Als ich am nächsten Morgen Mr. Walbroel im Büro anrief, riss ich ihn aus seinem morgendlichen Tiefschlaf, den er in der Regel im Büro fortzusetzen pflegte. Ich gab ihm zu verstehen, dass ich mich um Hildegard Wagner kümmern müsse und KRUMM eventuell ein neuer Fall ins Haus stand. Ich rief bei der Anwaltskanzlei Kluge & Partner an und verlangte nach Hildegard Wagner. Als ich ihre tiefe Stimme vernahm, fiel mir ein Stein vom Herzen.
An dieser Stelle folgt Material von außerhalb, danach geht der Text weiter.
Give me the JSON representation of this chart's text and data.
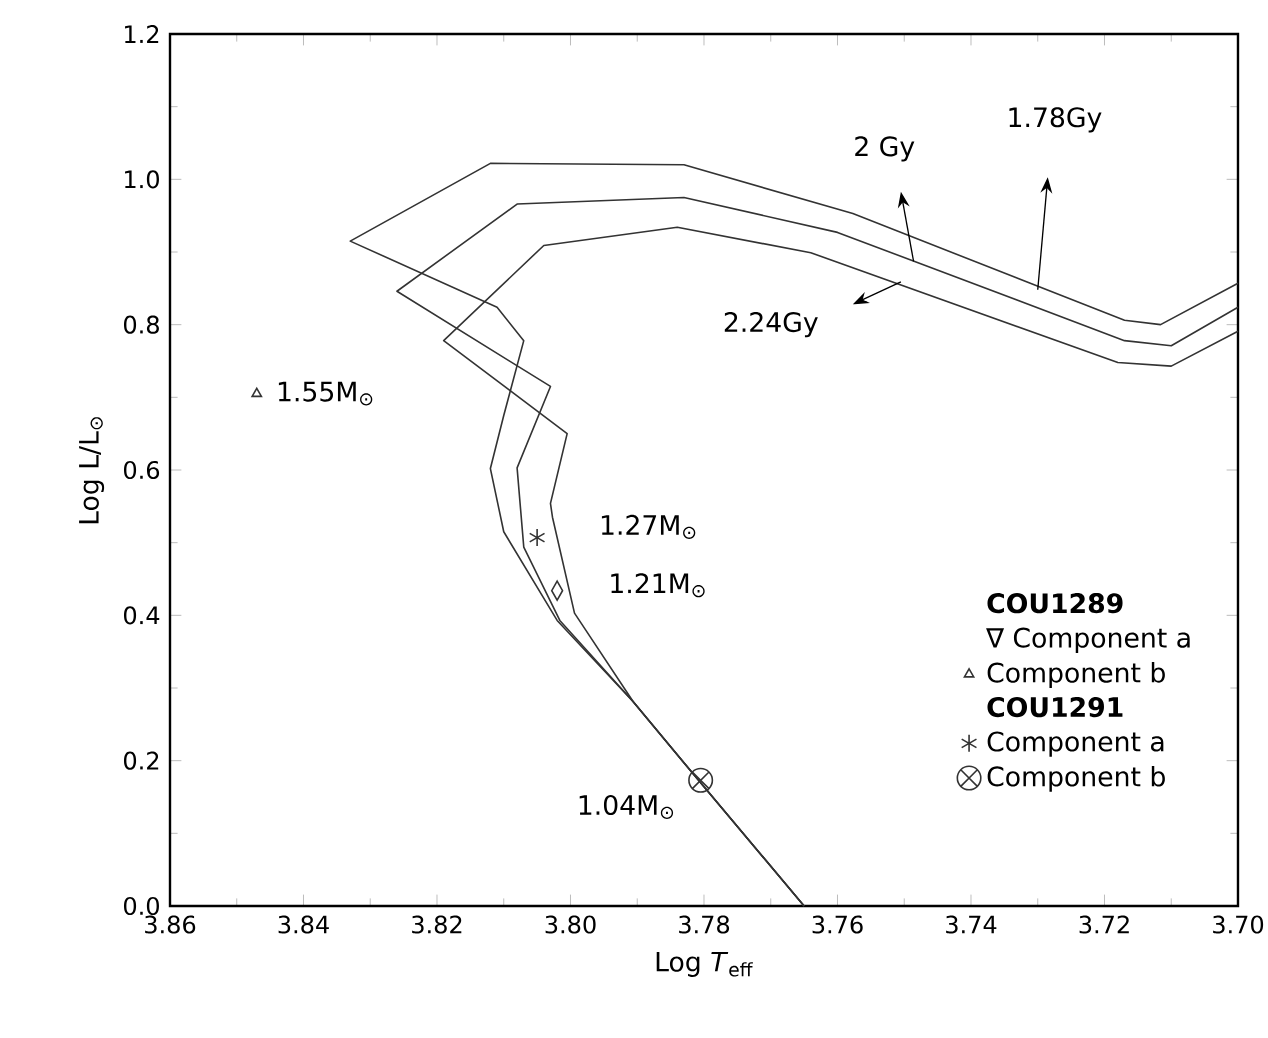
{
  "chart_data": {
    "type": "line",
    "xlabel": "Log *T*$_{eff}$",
    "ylabel": "Log L/L$_{⊙}$",
    "xlim": [
      3.86,
      3.7
    ],
    "ylim": [
      0,
      1.2
    ],
    "xticks": [
      3.86,
      3.84,
      3.82,
      {
        "value": 3.8,
        "label": "3.80"
      },
      3.78,
      3.76,
      3.74,
      3.72,
      {
        "value": 3.7,
        "label": "3.70"
      }
    ],
    "yticks": [
      {
        "value": 0,
        "label": "0.0"
      },
      0.2,
      0.4,
      0.6,
      0.8,
      {
        "value": 1,
        "label": "1.0"
      },
      1.2
    ],
    "grid": false,
    "legend": "right",
    "series": [
      {
        "color": "#333333",
        "x": [
          3.765,
          3.781,
          3.7906,
          3.802,
          3.81,
          3.812,
          3.81,
          3.807,
          3.811,
          3.833,
          3.812,
          3.783,
          3.7577,
          3.717,
          3.7116,
          3.7
        ],
        "values": [
          0.0,
          0.175,
          0.281,
          0.393,
          0.515,
          0.602,
          0.675,
          0.778,
          0.824,
          0.915,
          1.022,
          1.02,
          0.953,
          0.806,
          0.8,
          0.857
        ]
      },
      {
        "color": "#333333",
        "x": [
          3.765,
          3.781,
          3.7906,
          3.8016,
          3.807,
          3.808,
          3.803,
          3.826,
          3.808,
          3.783,
          3.76,
          3.717,
          3.71,
          3.7
        ],
        "values": [
          0.0,
          0.175,
          0.281,
          0.393,
          0.494,
          0.603,
          0.715,
          0.846,
          0.966,
          0.975,
          0.927,
          0.778,
          0.771,
          0.824
        ]
      },
      {
        "color": "#333333",
        "x": [
          3.765,
          3.781,
          3.7906,
          3.7994,
          3.8027,
          3.803,
          3.8005,
          3.819,
          3.804,
          3.784,
          3.764,
          3.718,
          3.71,
          3.7
        ],
        "values": [
          0.0,
          0.175,
          0.281,
          0.403,
          0.535,
          0.554,
          0.65,
          0.778,
          0.909,
          0.934,
          0.899,
          0.748,
          0.743,
          0.791
        ]
      },
      {
        "type": "scatter",
        "name": "Component b",
        "color": "#333333",
        "marker": "triangle",
        "x": [
          3.847
        ],
        "values": [
          0.705
        ]
      },
      {
        "type": "scatter",
        "name": "Component a",
        "color": "#333333",
        "marker": "cross",
        "x": [
          3.805
        ],
        "values": [
          0.507
        ]
      },
      {
        "type": "scatter",
        "name": "Component b",
        "color": "#333333",
        "x": [
          3.7805
        ],
        "values": [
          0.173
        ]
      },
      {
        "type": "scatter",
        "color": "#333333",
        "marker": "diamond",
        "x": [
          3.802
        ],
        "values": [
          0.434
        ]
      }
    ],
    "annotations": [
      "1.78Gy",
      "2 Gy",
      "2.24Gy",
      {
        "text": "1.55M$_{⊙}$",
        "x": 3.847,
        "y": 0.705
      },
      {
        "text": "1.27M$_{⊙}$",
        "x": 3.805,
        "y": 0.507
      },
      {
        "text": "1.21M$_{⊙}$",
        "x": 3.802,
        "y": 0.434
      },
      {
        "text": "1.04M$_{⊙}$",
        "x": 3.7805,
        "y": 0.173
      },
      "COU1289",
      "∇ Component a",
      "COU1291"
    ]
  }
}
Ich fragte sie, ob alles mit ihr in Ordnung sei, woraufhin sie verwundert erwiderte, dass es ihr bestens gehe. Kleinlaut berichtete ich ihr von den Blutspuren auf ihrem Brief. Da wieherte sie ins Telefon und erzählte, dass sie sich an den Kanten des Billigpapiers die Finger aufgeritzt und das dann wohl Spuren hinterlassen hätte. So viel Fürsorge sei sie gar nicht von KRUMM gewohnt. Mein Zinken errötete wie immer, wenn ich verlegen war und ich schnauzte eine Verabschiedung ins Telefon, um dieses peinliche Gespräch schnell zu beenden.

Was für ein Tag! Mr. Walbroel würde sich wiederum in seinem Urteil bestätigt fühlen, das mich meine überdimensionale Spürnase auch manchmal auf den Misthaufen führte. Trotzdem insgesamt erleichtert thrauschte ich mit dem alten Cabrio ins Büro und machte die Musterprobe für Kluge & Partner fertig.